Ein roter Paarvibrator. Auf einem Plakat mitten in der Stadt. Diese Kombination schockte einen Berliner Kolumnisten vor Kurzem so sehr, dass er darüber einen Text verfasste. Zuerst habe er das Gerät für einen Kopfhörer gehalten oder für Salatbesteck, empörte er sich darin. Als er herausfand, um was es sich eigentlich handelte, fühlte er sich massiv gestört. Sehr heftig, sehr massiv sei ihm Sex aufgedrängt worden, beklagte er sich.

Lea-Sophie Cramer, 29, und Sebastian Pollok, 31, können die Aufregung nicht verstehen. Sie sind die Urheber des Plakats. Es war Werbung für ihr Unternehmen Amorelie, einen Onlineshop für Erotik-Spielzeug. Die anschließende Diskussion darüber war willkommen, schließlich machte sie das Startup bekannter – und doch wundert sich die Gründerin darüber ein bisschen: „Wir dachten, dass die Gesellschaft schon so weit sei, dass sie das Wort Orgasmus auf einem Plakat lesen könne“, sagt Cramer.

Geht es nach ihr und ihrem Mitgründer, sollen die Menschen offener über Sex sprechen – er soll kein Tabu mehr sein. Doch wie viel Persönliches geben sie eigentlich über sich selbst preis? Und wie gut kennen sie ihren Geschäftspartner? Das wollen wir wissen und fragen die beiden, ob sie Lust hätten, bei einer Art Hochzeitsspiel mitzumachen – obwohl sie kein Liebespaar sind.

Dafür treffe ich sie in ihrem Firmensitz im Berliner Stadtteil Wedding, in einer alten Fabrikhalle mit unverputzten Wänden, Industrielampen und minimalistischer Einrichtung. Hier liegen Sex-Spielzeuge statt Büchern in den Regalen. Am Eingang stehen Glasvitrinen mit Vibratoren, Klitoris-Stimulatoren und Masturbatoren. Und von der Decke im Flur baumeln zwei Schaukeln – durch sie sollen die Mitarbeiter auf andere Gedanken kommen.

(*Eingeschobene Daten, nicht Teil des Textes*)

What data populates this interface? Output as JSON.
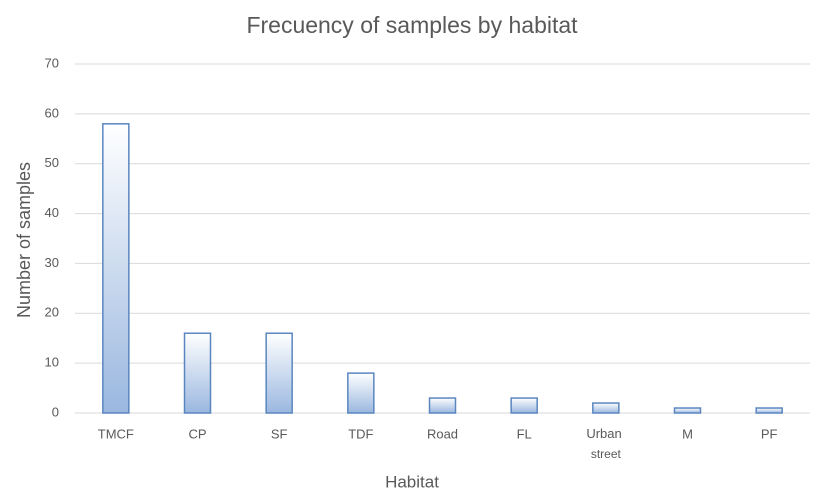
{
  "chart_data": {
    "type": "bar",
    "title": "Frecuency of samples by habitat",
    "x_label": "Habitat",
    "y_label": "Number of samples",
    "categories": [
      "TMCF",
      "CP",
      "SF",
      "TDF",
      "Road",
      "FL",
      "Urban street",
      "M",
      "PF"
    ],
    "values": [
      58,
      16,
      16,
      8,
      3,
      3,
      2,
      1,
      1
    ],
    "color": "#9ab7df",
    "edge_color": "#5a86c0",
    "ylim": [
      0,
      70
    ],
    "yticks": [
      0,
      10,
      20,
      30,
      40,
      50,
      60,
      70
    ],
    "grid": true
  }
}
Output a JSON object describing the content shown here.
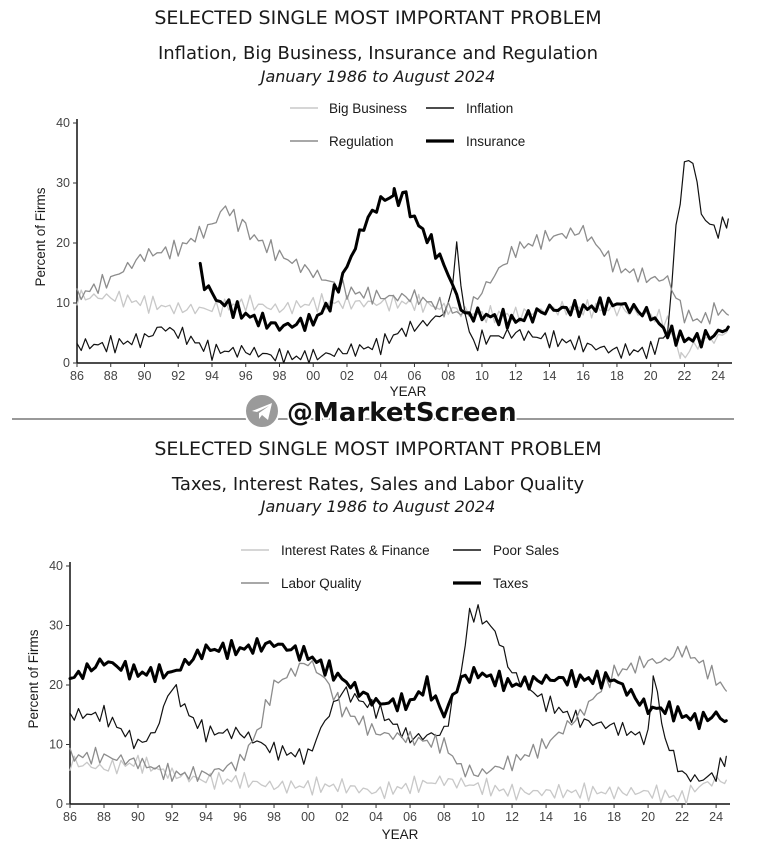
{
  "watermark": {
    "text": "@MarketScreen",
    "icon": "telegram-icon"
  },
  "colors": {
    "big_business": "#c8c8c8",
    "inflation": "#111111",
    "regulation": "#8c8c8c",
    "insurance": "#000000",
    "interest_rates": "#c8c8c8",
    "poor_sales": "#111111",
    "labor_quality": "#8c8c8c",
    "taxes": "#000000"
  },
  "chart_data": [
    {
      "type": "line",
      "title": "SELECTED SINGLE MOST IMPORTANT PROBLEM",
      "subtitle": "Inflation, Big Business, Insurance and Regulation",
      "date_range": "January 1986 to August 2024",
      "xlabel": "YEAR",
      "ylabel": "Percent of Firms",
      "xlim": [
        1986,
        2024.7
      ],
      "ylim": [
        0,
        40
      ],
      "x_ticks": [
        1986,
        1988,
        1990,
        1992,
        1994,
        1996,
        1998,
        2000,
        2002,
        2004,
        2006,
        2008,
        2010,
        2012,
        2014,
        2016,
        2018,
        2020,
        2022,
        2024
      ],
      "x_tick_labels": [
        "86",
        "88",
        "90",
        "92",
        "94",
        "96",
        "98",
        "00",
        "02",
        "04",
        "06",
        "08",
        "10",
        "12",
        "14",
        "16",
        "18",
        "20",
        "22",
        "24"
      ],
      "y_ticks": [
        0,
        10,
        20,
        30,
        40
      ],
      "y_tick_labels": [
        "0",
        "10",
        "20",
        "30",
        "40"
      ],
      "legend_position": "top-center",
      "series": [
        {
          "name": "Big Business",
          "style": "light-thin",
          "x": [
            1986,
            1988,
            1990,
            1992,
            1994,
            1996,
            1998,
            2000,
            2002,
            2004,
            2006,
            2008,
            2010,
            2012,
            2014,
            2016,
            2018,
            2020,
            2021,
            2021.8,
            2022.3,
            2023,
            2024,
            2024.6
          ],
          "y": [
            11,
            11,
            10,
            9,
            9,
            10,
            9,
            10,
            10,
            10,
            10,
            9,
            8,
            8,
            9,
            9,
            9,
            8,
            7,
            1,
            2,
            4,
            4,
            6
          ]
        },
        {
          "name": "Inflation",
          "style": "dark-thin",
          "x": [
            1986,
            1988,
            1990,
            1991,
            1992,
            1994,
            1996,
            1998,
            2000,
            2002,
            2004,
            2005,
            2006,
            2007,
            2008,
            2008.5,
            2009,
            2009.5,
            2010,
            2012,
            2014,
            2016,
            2018,
            2020,
            2021,
            2021.5,
            2022,
            2022.5,
            2023,
            2023.5,
            2024,
            2024.6
          ],
          "y": [
            3,
            3,
            4,
            6,
            5,
            2,
            2,
            1,
            1,
            2,
            3,
            5,
            6,
            7,
            9,
            19,
            8,
            3,
            4,
            5,
            4,
            3,
            2,
            2,
            5,
            22,
            33,
            34,
            25,
            23,
            22,
            24
          ]
        },
        {
          "name": "Regulation",
          "style": "mid-thin",
          "x": [
            1986,
            1988,
            1990,
            1992,
            1994,
            1994.8,
            1996,
            1998,
            2000,
            2002,
            2004,
            2006,
            2008,
            2009,
            2010,
            2012,
            2014,
            2016,
            2018,
            2020,
            2021,
            2022,
            2023,
            2024,
            2024.6
          ],
          "y": [
            11,
            14,
            18,
            19,
            23,
            26,
            22,
            18,
            15,
            12,
            11,
            11,
            9,
            8,
            12,
            19,
            21,
            22,
            16,
            14,
            14,
            8,
            7,
            9,
            8
          ]
        },
        {
          "name": "Insurance",
          "style": "black-thick",
          "x": [
            1993.3,
            1994,
            1996,
            1998,
            2000,
            2001,
            2002,
            2003,
            2004,
            2004.8,
            2005.5,
            2006,
            2007,
            2008,
            2008.5,
            2009,
            2010,
            2012,
            2014,
            2016,
            2018,
            2020,
            2021,
            2022,
            2023,
            2024,
            2024.6
          ],
          "y": [
            15,
            11,
            8,
            6,
            7,
            10,
            16,
            23,
            27,
            28,
            27,
            24,
            20,
            15,
            11,
            8,
            8,
            7,
            9,
            9,
            10,
            8,
            5,
            4,
            4,
            5,
            6
          ]
        }
      ]
    },
    {
      "type": "line",
      "title": "SELECTED SINGLE MOST IMPORTANT PROBLEM",
      "subtitle": "Taxes, Interest Rates, Sales and Labor Quality",
      "date_range": "January 1986 to August 2024",
      "xlabel": "YEAR",
      "ylabel": "Percent of Firms",
      "xlim": [
        1986,
        2024.7
      ],
      "ylim": [
        0,
        40
      ],
      "x_ticks": [
        1986,
        1988,
        1990,
        1992,
        1994,
        1996,
        1998,
        2000,
        2002,
        2004,
        2006,
        2008,
        2010,
        2012,
        2014,
        2016,
        2018,
        2020,
        2022,
        2024
      ],
      "x_tick_labels": [
        "86",
        "88",
        "90",
        "92",
        "94",
        "96",
        "98",
        "00",
        "02",
        "04",
        "06",
        "08",
        "10",
        "12",
        "14",
        "16",
        "18",
        "20",
        "22",
        "24"
      ],
      "y_ticks": [
        0,
        10,
        20,
        30,
        40
      ],
      "y_tick_labels": [
        "0",
        "10",
        "20",
        "30",
        "40"
      ],
      "legend_position": "top-center",
      "series": [
        {
          "name": "Interest Rates & Finance",
          "style": "light-thin",
          "x": [
            1986,
            1988,
            1990,
            1992,
            1994,
            1996,
            1998,
            2000,
            2002,
            2004,
            2006,
            2008,
            2010,
            2012,
            2014,
            2016,
            2018,
            2020,
            2022,
            2023,
            2024,
            2024.6
          ],
          "y": [
            7,
            6,
            7,
            5,
            4,
            4,
            3,
            3,
            3,
            2,
            3,
            4,
            3,
            2,
            2,
            2,
            2,
            2,
            1,
            3,
            4,
            4
          ]
        },
        {
          "name": "Poor Sales",
          "style": "dark-thin",
          "x": [
            1986,
            1988,
            1990,
            1991,
            1992,
            1993,
            1994,
            1996,
            1998,
            2000,
            2001,
            2002,
            2004,
            2006,
            2008,
            2009,
            2009.5,
            2010,
            2011,
            2012,
            2014,
            2016,
            2018,
            2020,
            2020.3,
            2021,
            2022,
            2023,
            2024,
            2024.6
          ],
          "y": [
            15,
            15,
            10,
            12,
            20,
            15,
            12,
            12,
            9,
            8,
            14,
            19,
            16,
            11,
            12,
            22,
            32,
            32,
            29,
            22,
            17,
            14,
            13,
            11,
            22,
            11,
            5,
            4,
            5,
            8
          ]
        },
        {
          "name": "Labor Quality",
          "style": "mid-thin",
          "x": [
            1986,
            1988,
            1990,
            1992,
            1994,
            1996,
            1997,
            1998,
            2000,
            2001,
            2002,
            2004,
            2006,
            2008,
            2009,
            2010,
            2012,
            2014,
            2016,
            2018,
            2020,
            2021,
            2022,
            2023,
            2024,
            2024.6
          ],
          "y": [
            8,
            8,
            7,
            5,
            5,
            7,
            12,
            20,
            24,
            21,
            16,
            12,
            11,
            10,
            6,
            5,
            7,
            10,
            15,
            22,
            24,
            24,
            26,
            24,
            21,
            19
          ]
        },
        {
          "name": "Taxes",
          "style": "black-thick",
          "x": [
            1986,
            1988,
            1990,
            1992,
            1994,
            1996,
            1998,
            2000,
            2002,
            2004,
            2006,
            2007,
            2008,
            2009,
            2010,
            2012,
            2014,
            2016,
            2018,
            2020,
            2021,
            2022,
            2023,
            2024,
            2024.6
          ],
          "y": [
            21,
            24,
            22,
            22,
            26,
            26,
            27,
            25,
            21,
            17,
            17,
            20,
            15,
            21,
            22,
            20,
            21,
            21,
            21,
            16,
            16,
            15,
            14,
            15,
            14
          ]
        }
      ]
    }
  ]
}
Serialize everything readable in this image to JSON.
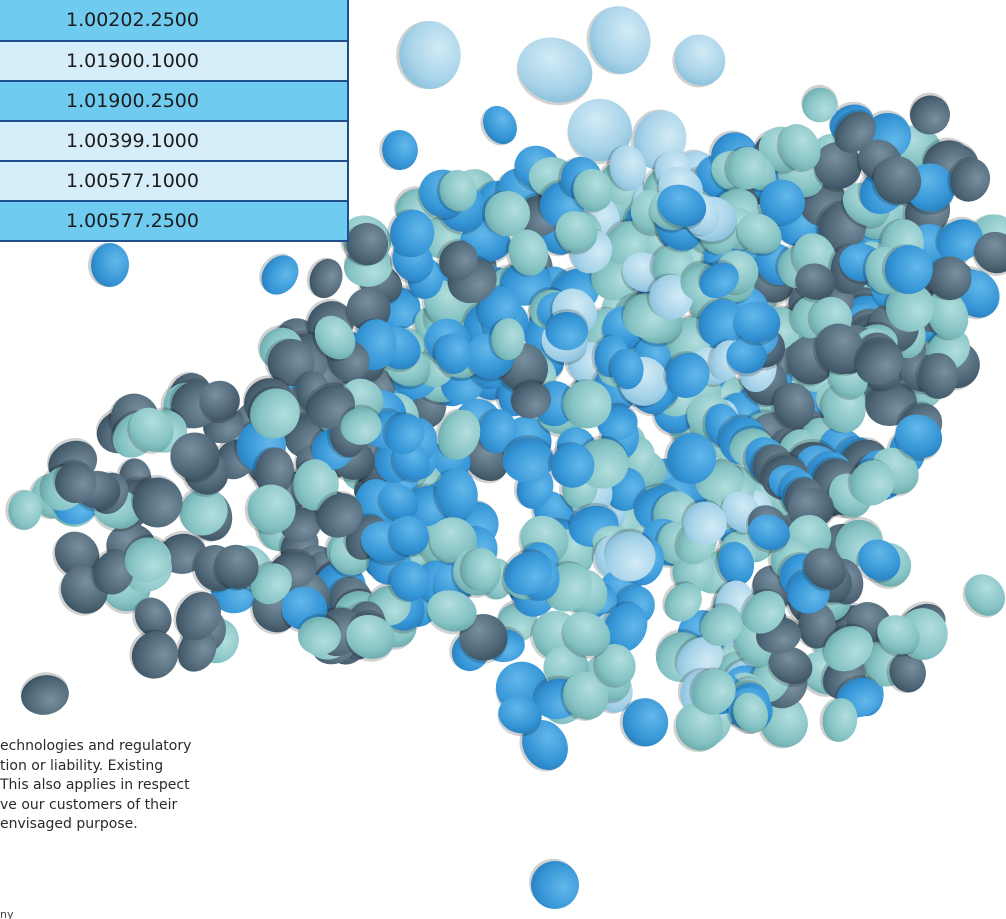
{
  "codes": [
    "1.00202.2500",
    "1.01900.1000",
    "1.01900.2500",
    "1.00399.1000",
    "1.00577.1000",
    "1.00577.2500"
  ],
  "disclaimer_lines": [
    "echnologies and regulatory",
    "tion or liability. Existing",
    " This also applies in respect",
    "ve our customers of their",
    " envisaged purpose."
  ],
  "footnote": "ny",
  "colors": {
    "table_dark": "#6fcbef",
    "table_light": "#d6eefa",
    "table_border": "#1f4e8c",
    "tablet_blue": "#3a9bd8",
    "tablet_aqua": "#8cc9c9",
    "tablet_slate": "#4f6878",
    "tablet_pale": "#a8d4e8"
  },
  "image": {
    "name": "scattered-tablets-photo"
  }
}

Die beiden Gründer wirken ein bisschen verunsichert, als sie sich in einem Nebenzimmer Rücken an Rücken auf zwei Stühle setzen sollen und in jede Hand ein Sexspielzeug bekommen. Das rosafarbene stehe für Lea, das blaue für Sebastian, erkläre ich ihnen. Ganz einfach. Und ich würde Fragen stellen, die sie mit Handzeichen beantworten sollten.

„Kann man seine Antworten auch im Nachhinein ändern?“, fragt Sebastian. Ich verneine. Schließlich geht es ja gerade darum, spontan zu reagieren. Also los.

Wem ist schneller etwas peinlich?

Lea reckt sofort ihre rosa Liebeskugeln in die Luft. Sebastian zögert noch, dann hebt er den rosa Vibrator. Zwei Stimmen für Lea. „Klar, über Sex kann ich mittlerweile sprechen, ohne rot zu werden“, sagt sie und ergänzt: In den ersten Monaten nach der Gründung sei das noch anders gewesen. „Da konnte ich noch nicht mal das Wort Penisring aussprechen, ohne zu erröten”, so die Unternehmerin.

Wer ist chaotischer?

Dasselbe Ergebnis wie eben, nur dass bei Sebastian der rosa Vibrator noch zögerlicher nach oben geht als vorhin.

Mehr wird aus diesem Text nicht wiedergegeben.